A new proposed rule by the federal banking agencies would require banks to notify their primary regulator within 36 hours of becoming aware that a “computer-security incident” or “notification incident” has occurred. The rule would also require bank service providers to notify “at least two individuals at affected banking organization customers immediately after the bank service provider experiences a computer-security incident that it believes in good faith could disrupt, degrade, or impair services provided for four or more hours.”

The rule defines a computer-security incident as an occurrence that results in actual or potential harm to the confidentiality, integrity or availability of an information system or the information the system processes, stores or transmits; or constitutes a violation or imminent threat of violation of security policies, security procedures or acceptable use policies. A notification incident is defined as one that could materially disrupt, degrade or impair bank operations or the delivery of bank products and services, among other things. The notice requirement is intended to signal the occurrence of a significant material event; based on a review of FinCEN reports, the banking agencies anticipate that incidences of this type (such as ransomware, Trojan malware, zero day attack, etc.) occur approximately 150 times annually across the aggregate financial services industry.
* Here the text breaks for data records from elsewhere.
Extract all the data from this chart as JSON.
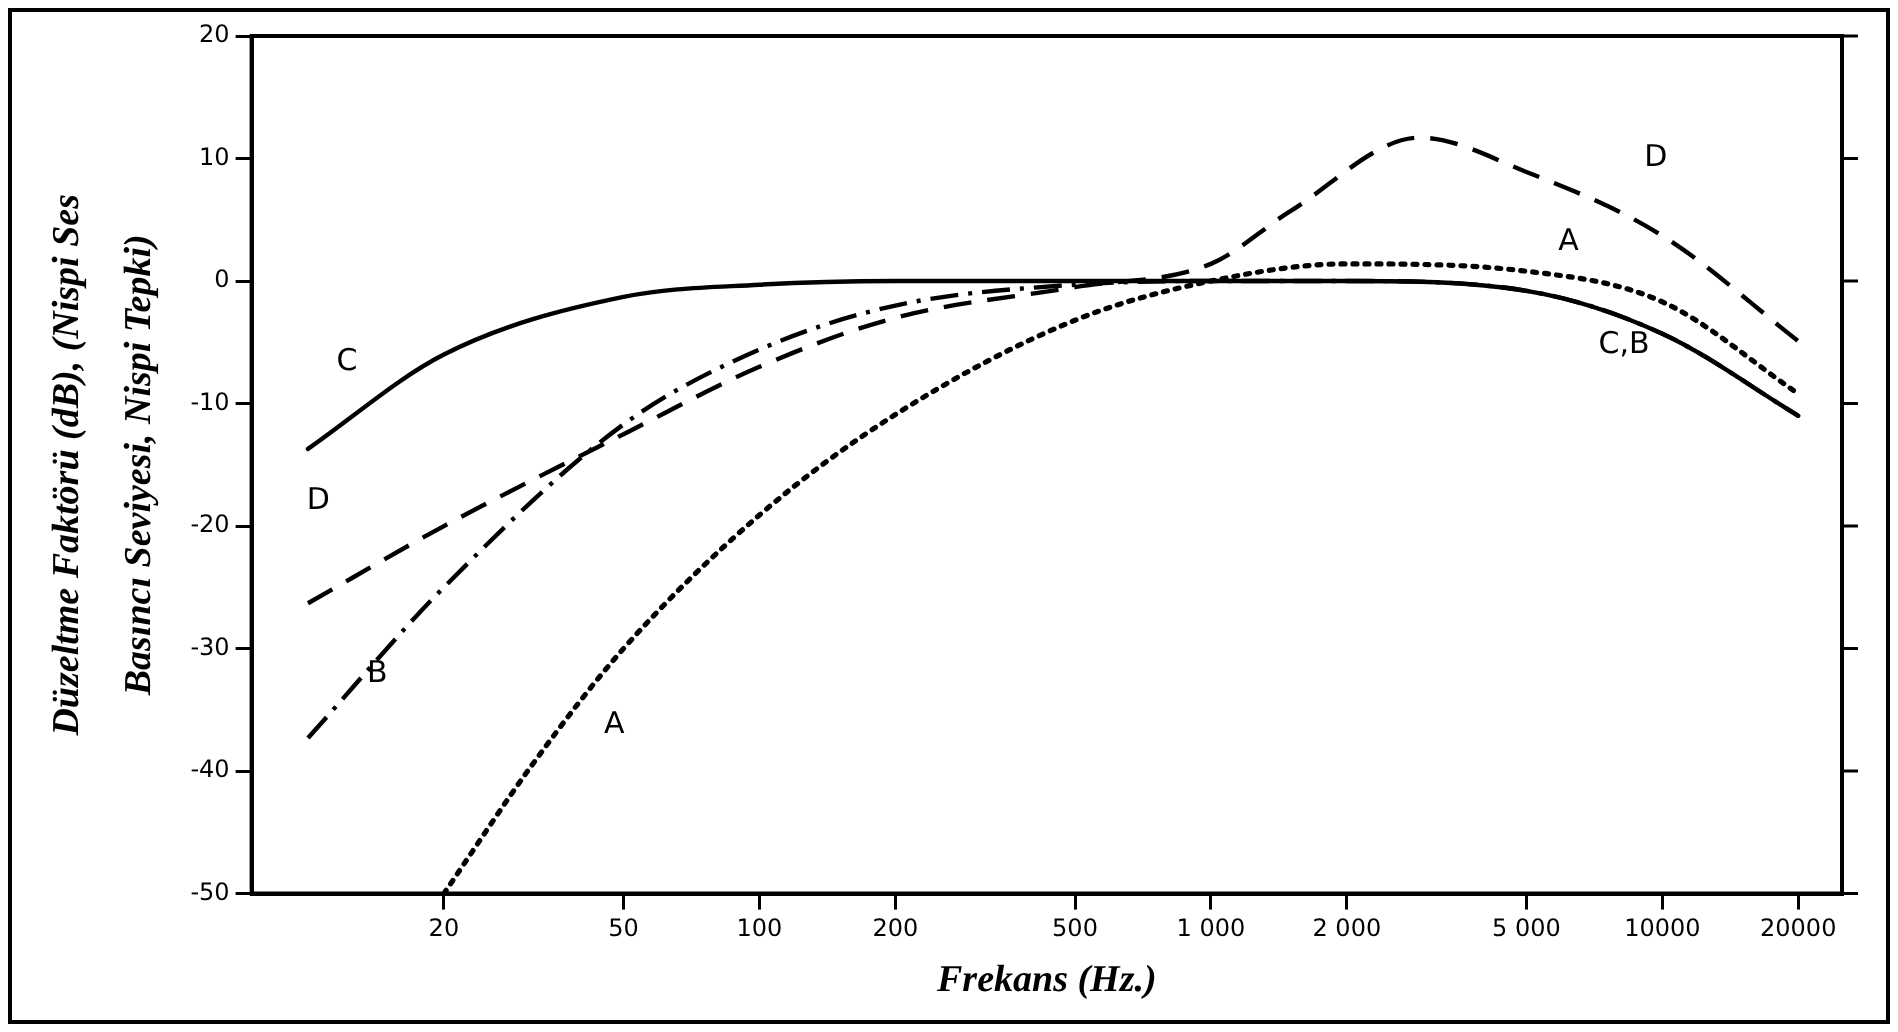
{
  "chart_data": {
    "type": "line",
    "xlabel": "Frekans (Hz.)",
    "ylabel": "Düzeltme Faktörü (dB), (Nispi Ses\nBasıncı Seviyesi, Nispi Tepki)",
    "log": "x",
    "grid": false,
    "legend": false,
    "marker": "none",
    "xlim": [
      7.5,
      25000
    ],
    "xticks": [
      20,
      50,
      100,
      200,
      500,
      {
        "value": 1000,
        "label": "1 000"
      },
      {
        "value": 2000,
        "label": "2 000"
      },
      {
        "value": 5000,
        "label": "5 000"
      },
      10000,
      20000
    ],
    "ylim": [
      -50,
      20
    ],
    "yticks": [
      -50,
      -40,
      -30,
      -20,
      -10,
      0,
      10,
      20
    ],
    "series": [
      {
        "color": "#000000",
        "line_style": "dotted",
        "x": [
          20,
          31.5,
          50,
          100,
          200,
          500,
          1000,
          2000,
          5000,
          10000,
          20000
        ],
        "values": [
          -50,
          -39.4,
          -30,
          -19.1,
          -10.9,
          -3.2,
          0,
          1.4,
          0.8,
          -1.7,
          -9.2
        ]
      },
      {
        "color": "#000000",
        "line_style": "dashdot",
        "x": [
          10,
          20,
          50,
          100,
          200,
          500,
          1000,
          2000,
          5000,
          10000,
          20000
        ],
        "values": [
          -37.3,
          -25,
          -11.7,
          -5.6,
          -2,
          -0.3,
          0,
          0,
          -0.8,
          -4.3,
          -11
        ]
      },
      {
        "color": "#000000",
        "line_style": "solid",
        "x": [
          10,
          20,
          50,
          100,
          200,
          500,
          1000,
          2000,
          5000,
          10000,
          20000
        ],
        "values": [
          -13.7,
          -6,
          -1.3,
          -0.3,
          0,
          0,
          0,
          0,
          -0.8,
          -4.3,
          -11
        ]
      },
      {
        "color": "#000000",
        "line_style": "dashed",
        "x": [
          10,
          20,
          50,
          100,
          200,
          500,
          1000,
          1500,
          2900,
          5000,
          10000,
          20000
        ],
        "values": [
          -26.3,
          -20,
          -12.5,
          -7,
          -3,
          -0.5,
          1.4,
          5.7,
          11.7,
          8.9,
          3.7,
          -4.9
        ]
      }
    ],
    "annotations": [
      "C",
      "D",
      "B",
      "A",
      "D",
      "A",
      "C,B"
    ]
  }
}
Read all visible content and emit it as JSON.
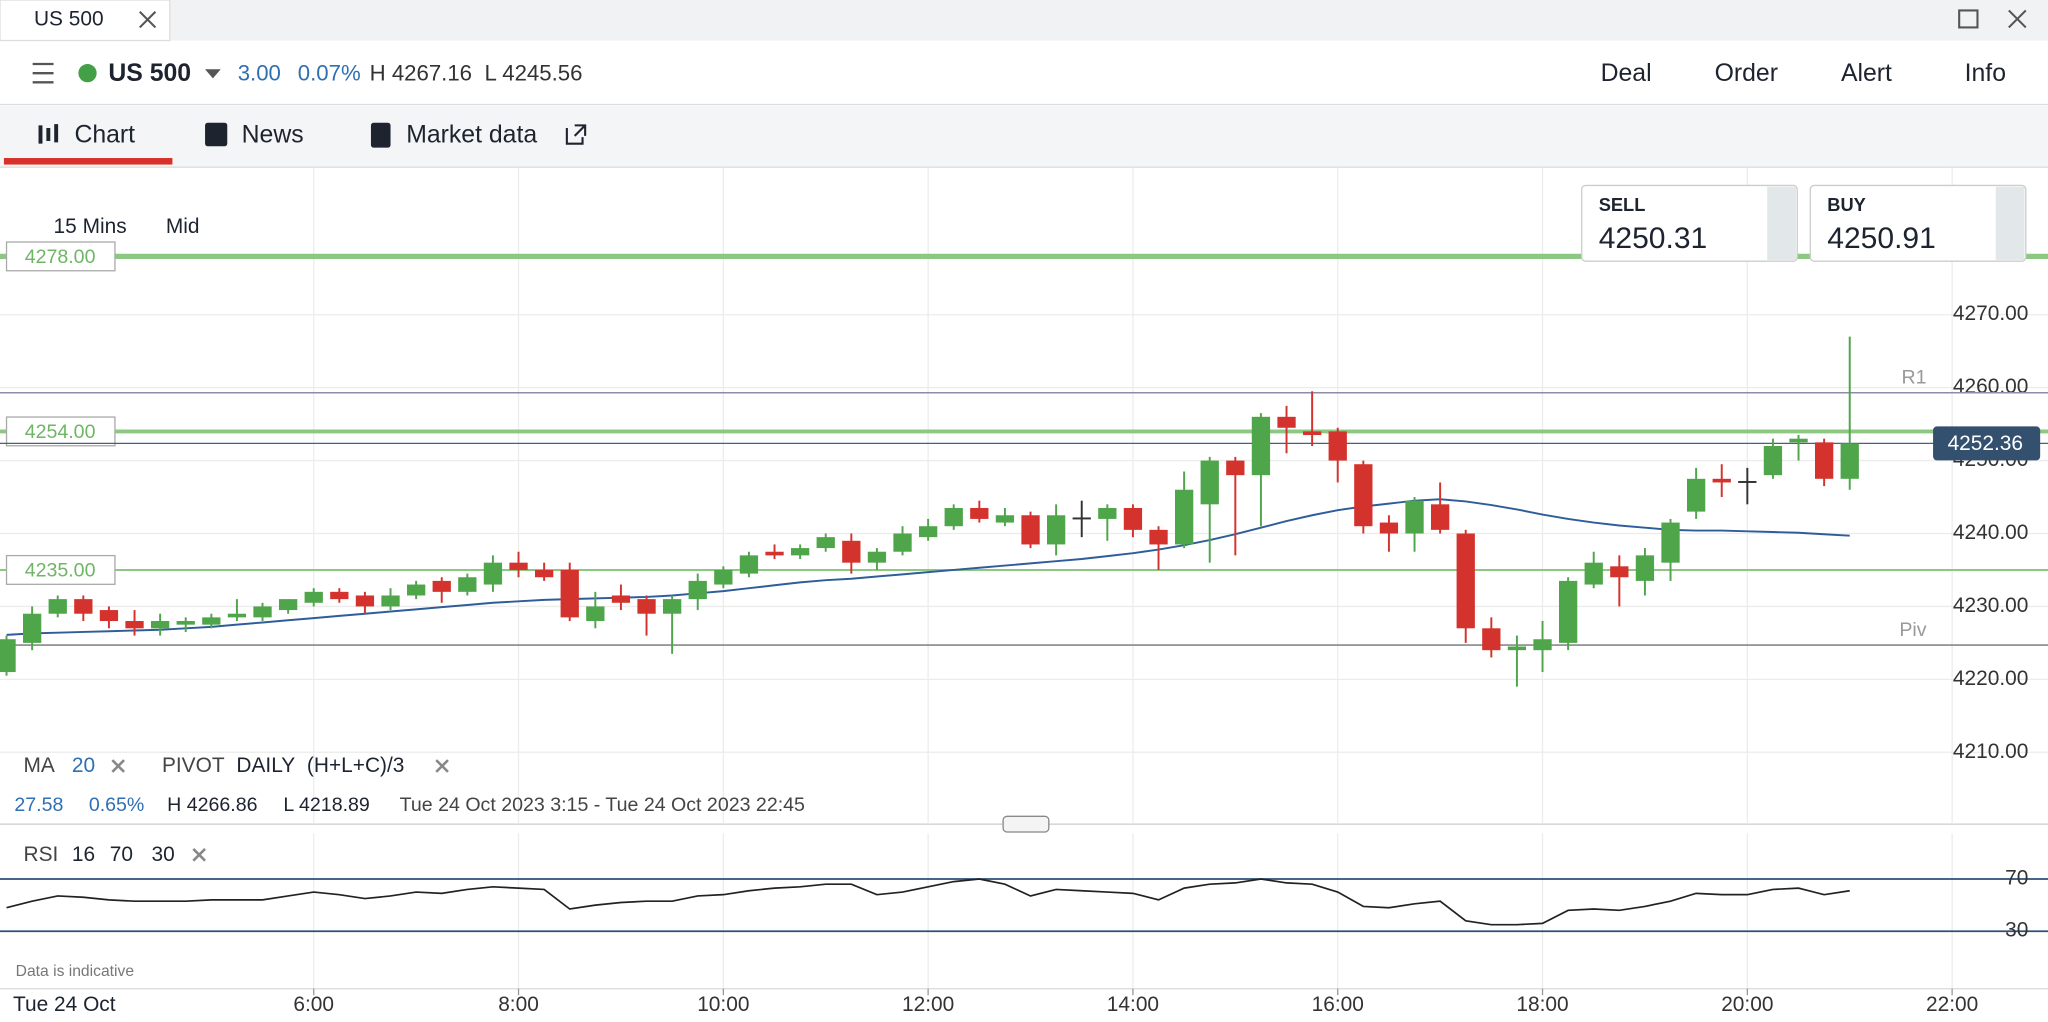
{
  "tab": {
    "title": "US 500"
  },
  "header": {
    "instrument": "US 500",
    "change": "3.00",
    "change_pct": "0.07%",
    "high": "H 4267.16",
    "low": "L 4245.56",
    "actions": [
      "Deal",
      "Order",
      "Alert",
      "Info"
    ]
  },
  "nav": [
    "Chart",
    "News",
    "Market data"
  ],
  "quote": {
    "sell_label": "SELL",
    "sell": "4250.31",
    "buy_label": "BUY",
    "buy": "4250.91"
  },
  "chart_data": {
    "type": "candlestick",
    "interval": "15 Mins",
    "price_type": "Mid",
    "date_label": "Tue 24 Oct",
    "ohlc": [
      [
        4221,
        4226,
        4220.5,
        4225.5
      ],
      [
        4225,
        4230,
        4224,
        4229
      ],
      [
        4229,
        4231.5,
        4228.5,
        4231
      ],
      [
        4231,
        4231.5,
        4228,
        4229
      ],
      [
        4229.5,
        4230,
        4227,
        4228
      ],
      [
        4228,
        4229.5,
        4226,
        4227
      ],
      [
        4227,
        4229,
        4226,
        4228
      ],
      [
        4227.5,
        4228.5,
        4226.5,
        4228
      ],
      [
        4227.5,
        4229,
        4227,
        4228.5
      ],
      [
        4228.5,
        4231,
        4228,
        4229
      ],
      [
        4228.5,
        4230.5,
        4228,
        4230
      ],
      [
        4229.5,
        4231,
        4229,
        4231
      ],
      [
        4230.5,
        4232.5,
        4230,
        4232
      ],
      [
        4232,
        4232.5,
        4230.5,
        4231
      ],
      [
        4231.5,
        4232,
        4229,
        4230
      ],
      [
        4230,
        4232.5,
        4229.5,
        4231.5
      ],
      [
        4231.5,
        4233.5,
        4231,
        4233
      ],
      [
        4233.5,
        4234,
        4230.5,
        4232
      ],
      [
        4232,
        4234.5,
        4231.5,
        4234
      ],
      [
        4233,
        4237,
        4232,
        4236
      ],
      [
        4236,
        4237.5,
        4234,
        4235
      ],
      [
        4235,
        4236,
        4233.5,
        4234
      ],
      [
        4235,
        4236,
        4228,
        4228.5
      ],
      [
        4228,
        4232,
        4227,
        4230
      ],
      [
        4231.5,
        4233,
        4229.5,
        4230.5
      ],
      [
        4231,
        4231.5,
        4226,
        4229
      ],
      [
        4229,
        4231.5,
        4223.5,
        4231
      ],
      [
        4231,
        4234.5,
        4229.5,
        4233.5
      ],
      [
        4233,
        4235.5,
        4232.5,
        4235
      ],
      [
        4234.5,
        4237.5,
        4234,
        4237
      ],
      [
        4237.5,
        4238.5,
        4236.5,
        4237
      ],
      [
        4237,
        4238.5,
        4236.5,
        4238
      ],
      [
        4238,
        4240,
        4237.5,
        4239.5
      ],
      [
        4239,
        4240,
        4234.5,
        4236
      ],
      [
        4236,
        4238,
        4235,
        4237.5
      ],
      [
        4237.5,
        4241,
        4237,
        4240
      ],
      [
        4239.5,
        4242,
        4239,
        4241
      ],
      [
        4241,
        4244,
        4240.5,
        4243.5
      ],
      [
        4243.5,
        4244.5,
        4241.5,
        4242
      ],
      [
        4241.5,
        4243.5,
        4241,
        4242.5
      ],
      [
        4242.5,
        4243,
        4238,
        4238.5
      ],
      [
        4238.5,
        4244,
        4237,
        4242.5
      ],
      [
        4242,
        4244.5,
        4239.5,
        4242.2
      ],
      [
        4242,
        4244,
        4239,
        4243.5
      ],
      [
        4243.5,
        4244,
        4239.5,
        4240.5
      ],
      [
        4240.5,
        4241,
        4235,
        4238.5
      ],
      [
        4238.5,
        4248.5,
        4238,
        4246
      ],
      [
        4244,
        4250.5,
        4236,
        4250
      ],
      [
        4250,
        4250.5,
        4237,
        4248
      ],
      [
        4248,
        4256.5,
        4241,
        4256
      ],
      [
        4256,
        4257.5,
        4251,
        4254.5
      ],
      [
        4254,
        4259.5,
        4252,
        4253.5
      ],
      [
        4254,
        4254.5,
        4247,
        4250
      ],
      [
        4249.5,
        4250,
        4240,
        4241
      ],
      [
        4241.5,
        4242.5,
        4237.5,
        4240
      ],
      [
        4240,
        4245,
        4237.5,
        4244.5
      ],
      [
        4244,
        4247,
        4240,
        4240.5
      ],
      [
        4240,
        4240.5,
        4225,
        4227
      ],
      [
        4227,
        4228.5,
        4223,
        4224
      ],
      [
        4224,
        4226,
        4219,
        4224.5
      ],
      [
        4224,
        4228,
        4221,
        4225.5
      ],
      [
        4225,
        4234,
        4224,
        4233.5
      ],
      [
        4233,
        4237.5,
        4232.5,
        4236
      ],
      [
        4235.5,
        4237,
        4230,
        4234
      ],
      [
        4233.5,
        4238,
        4231.5,
        4237
      ],
      [
        4236,
        4242,
        4233.5,
        4241.5
      ],
      [
        4243,
        4249,
        4242,
        4247.5
      ],
      [
        4247.5,
        4249.5,
        4245,
        4247
      ],
      [
        4247,
        4249,
        4244,
        4247.2
      ],
      [
        4248,
        4253,
        4247.5,
        4252
      ],
      [
        4252.5,
        4253.5,
        4250,
        4253
      ],
      [
        4252.5,
        4253,
        4246.5,
        4247.5
      ],
      [
        4247.5,
        4267,
        4246,
        4252.36
      ]
    ],
    "ylim": [
      4205,
      4290
    ],
    "yticks": [
      {
        "value": 4210,
        "label": "4210.00"
      },
      {
        "value": 4220,
        "label": "4220.00"
      },
      {
        "value": 4230,
        "label": "4230.00"
      },
      {
        "value": 4240,
        "label": "4240.00"
      },
      {
        "value": 4250,
        "label": "4250.00"
      },
      {
        "value": 4260,
        "label": "4260.00"
      },
      {
        "value": 4270,
        "label": "4270.00"
      }
    ],
    "xticks": [
      "6:00",
      "8:00",
      "10:00",
      "12:00",
      "14:00",
      "16:00",
      "18:00",
      "20:00",
      "22:00"
    ],
    "levels": [
      {
        "value": 4278,
        "label": "4278.00"
      },
      {
        "value": 4254,
        "label": "4254.00"
      },
      {
        "value": 4235,
        "label": "4235.00"
      }
    ],
    "pivots": [
      {
        "name": "R1",
        "value": 4259.3
      },
      {
        "name": "Piv",
        "value": 4224.7
      }
    ],
    "last_price": 4252.36,
    "ma": {
      "name": "MA",
      "period": 20,
      "color": "#2f5d9a",
      "values": [
        4226.1,
        4226.3,
        4226.4,
        4226.5,
        4226.6,
        4226.7,
        4226.8,
        4227.0,
        4227.2,
        4227.5,
        4227.8,
        4228.1,
        4228.4,
        4228.7,
        4229.0,
        4229.3,
        4229.6,
        4229.9,
        4230.2,
        4230.5,
        4230.7,
        4230.9,
        4231.0,
        4231.1,
        4231.2,
        4231.3,
        4231.5,
        4231.8,
        4232.1,
        4232.5,
        4232.9,
        4233.3,
        4233.6,
        4233.8,
        4234.1,
        4234.4,
        4234.7,
        4235.0,
        4235.3,
        4235.6,
        4235.9,
        4236.2,
        4236.5,
        4236.9,
        4237.3,
        4237.8,
        4238.4,
        4239.1,
        4239.9,
        4240.8,
        4241.7,
        4242.5,
        4243.2,
        4243.7,
        4244.1,
        4244.5,
        4244.7,
        4244.4,
        4243.9,
        4243.3,
        4242.6,
        4242.0,
        4241.5,
        4241.1,
        4240.8,
        4240.5,
        4240.4,
        4240.4,
        4240.3,
        4240.2,
        4240.1,
        4239.9,
        4239.7
      ]
    },
    "pivot": {
      "name": "PIVOT",
      "period": "DAILY",
      "formula": "(H+L+C)/3"
    },
    "stats": {
      "change": "27.58",
      "change_pct": "0.65%",
      "high": "H 4266.86",
      "low": "L 4218.89",
      "range": "Tue 24 Oct 2023 3:15 - Tue 24 Oct 2023 22:45"
    },
    "rsi": {
      "name": "RSI",
      "period": 16,
      "upper": 70,
      "lower": 30,
      "ylim": [
        0,
        100
      ],
      "yticks": [
        70,
        30
      ],
      "values": [
        48,
        53,
        57,
        56,
        54,
        53,
        53,
        53,
        54,
        54,
        54,
        57,
        60,
        58,
        55,
        57,
        60,
        59,
        62,
        64,
        63,
        62,
        47,
        50,
        52,
        53,
        53,
        57,
        58,
        61,
        63,
        64,
        66,
        66,
        58,
        60,
        64,
        68,
        70,
        66,
        57,
        62,
        61,
        60,
        59,
        54,
        63,
        66,
        67,
        70,
        67,
        66,
        60,
        49,
        48,
        51,
        53,
        38,
        35,
        35,
        36,
        46,
        47,
        46,
        49,
        53,
        59,
        58,
        58,
        62,
        63,
        58,
        61
      ]
    },
    "footnote": "Data is indicative"
  }
}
Under the proposed rule, banks would be required to notify their regulator “as soon as possible and no later than 36 hours after the banking organization believes in good faith that the incident occurred.” The agencies added that the requirement “is intended to serve as an early alert to a banking organization’s primary federal regulator and is not intended to provide an assessment of the incident.” The FDIC board approved the NPR today and comments will be due 90 days after publication in the Federal Register.